Soru 2: Danışanımı sosyal medyadan takip edebilir miyim? Cevap: Hayır. Terapist danışanını sosyal medyadan eklemez, takip etmez ve "stalklamaz". Bu, mahremiyet ihlalidir ve terapistin zihnindeki "objektif" duruşu bozar. Danışan sizi takip ederse, bu konuyu seansta konuşmak ve sınırları hatırlatmak gerekir.
Soru 3: Danışan seans dışında bana sürekli mesaj atıyorsa? Cevap: Çerçeveyi (Setting) baştan çizmenin önemi buradadır. "Acil durumlar dışında mesajlaşmıyoruz, anlatmak istediklerinizi not alıp seansta konuşursak daha verimli olur" diyerek sınır konulmalıdır.

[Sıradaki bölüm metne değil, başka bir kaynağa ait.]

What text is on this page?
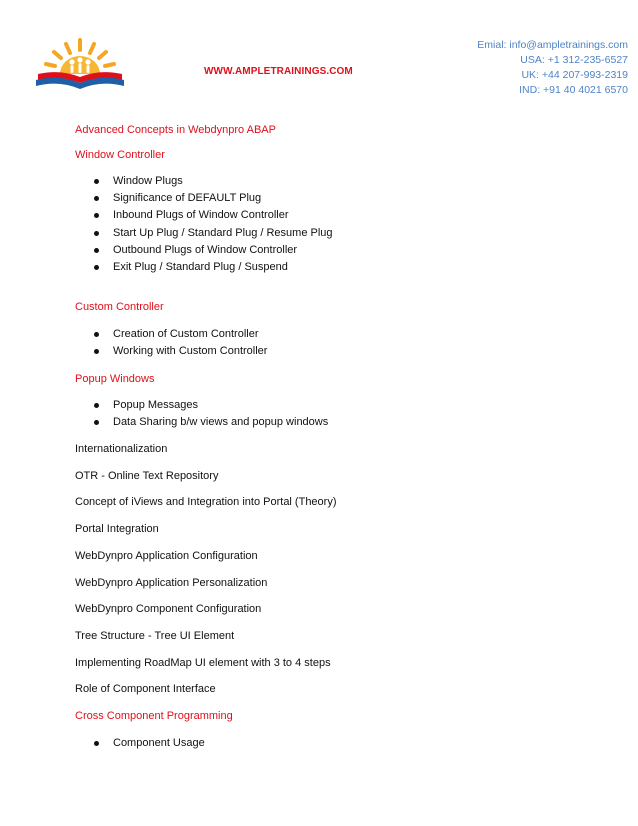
WWW.AMPLETRAININGS.COM
Emial: info@ampletrainings.com
USA: +1 312-235-6527
UK: +44 207-993-2319
IND: +91 40 4021 6570
Advanced Concepts in Webdynpro ABAP
Window Controller
Window Plugs
Significance of DEFAULT Plug
Inbound Plugs of Window Controller
Start Up Plug / Standard Plug / Resume Plug
Outbound Plugs of Window Controller
Exit Plug / Standard Plug / Suspend
Custom Controller
Creation of Custom Controller
Working with Custom Controller
Popup Windows
Popup Messages
Data Sharing b/w views and popup windows
Internationalization
OTR - Online Text Repository
Concept of iViews and Integration into Portal (Theory)
Portal Integration
WebDynpro Application Configuration
WebDynpro Application Personalization
WebDynpro Component Configuration
Tree Structure - Tree UI Element
Implementing RoadMap UI element with 3 to 4 steps
Role of Component Interface
Cross Component Programming
Component Usage
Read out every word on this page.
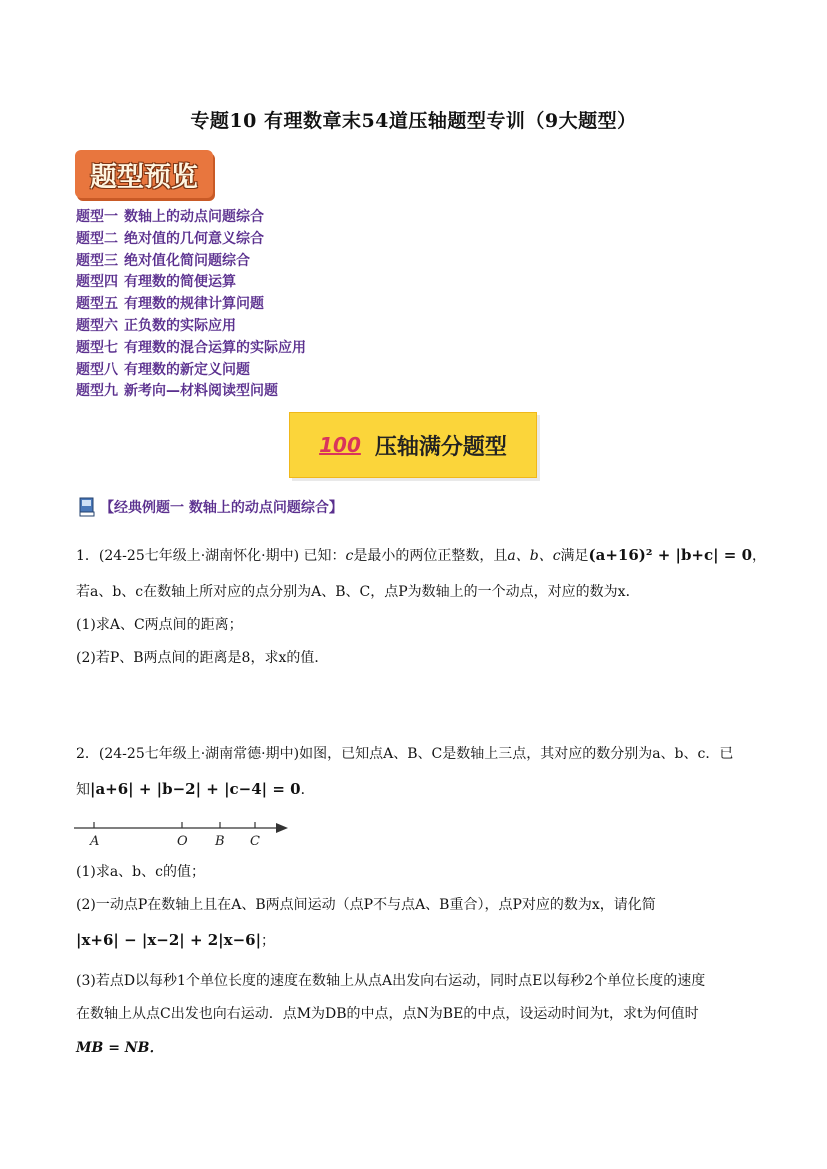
专题10 有理数章末54道压轴题型专训（9大题型）
题型预览
题型一 数轴上的动点问题综合
题型二 绝对值的几何意义综合
题型三 绝对值化简问题综合
题型四 有理数的简便运算
题型五 有理数的规律计算问题
题型六 正负数的实际应用
题型七 有理数的混合运算的实际应用
题型八 有理数的新定义问题
题型九 新考向—材料阅读型问题
100 压轴满分题型
【经典例题一 数轴上的动点问题综合】
1．(24-25七年级上·湖南怀化·期中) 已知：c是最小的两位正整数，且a、b、c满足(a+16)² + |b+c| = 0，
若a、b、c在数轴上所对应的点分别为A、B、C，点P为数轴上的一个动点，对应的数为x．
(1)求A、C两点间的距离；
(2)若P、B两点间的距离是8，求x的值．
2．(24-25七年级上·湖南常德·期中)如图，已知点A、B、C是数轴上三点，其对应的数分别为a、b、c．已
知|a+6| + |b−2| + |c−4| = 0．
A	O B C
(1)求a、b、c的值；
(2)一动点P在数轴上且在A、B两点间运动（点P不与点A、B重合），点P对应的数为x，请化简
|x+6| − |x−2| + 2|x−6|；
(3)若点D以每秒1个单位长度的速度在数轴上从点A出发向右运动，同时点E以每秒2个单位长度的速度
在数轴上从点C出发也向右运动．点M为DB的中点，点N为BE的中点，设运动时间为t，求t为何值时
MB = NB．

Soru 4: Karşı cinsle çalışmaktan korkuyorum, ne yapmalıyım? Cevap: Bu korku genellikle deneyimsizlikten kaynaklanır. Aktarım cinsiyetten bağımsızdır (bir erkek terapiste erkek danışan da "baba aktarımı" yapabilir). İyi bir eğitim ve süpervizyon ile bu süreci yönetmeyi öğreneceksiniz. Kaçınmak yerine, süpervizyonla üzerine gitmek gerekir.
Terapist, Suyu Bulandırmayan Kişidir
Aktarım ve karşı-aktarım, terapinin "kalp atışlarıdır". Onlar olmadan terapi mekanik bir sohbetten öteye gidemez.
- Danışan size aşık olduğunda korkmayın; bu onun bağlanma ihtiyacının bir çığlığıdır.
- Danışan size öfkelendiğinde savunmaya geçmeyin; bu onun yaralı tarafının isyanıdır.
- Siz ne hissederseniz hissedin, bunu eyleme dökmeyin; süpervizöre dökün.
Unutmayın, iyi bir terapist "hiçbir şey hissetmeyen" bir robot değildir. İyi terapist, hissettiği her şeyi danışanın iyileşmesi için bir "yakıt" olarak kullanabilen kişidir. Sınırlarınız net, empatiniz bol olsun.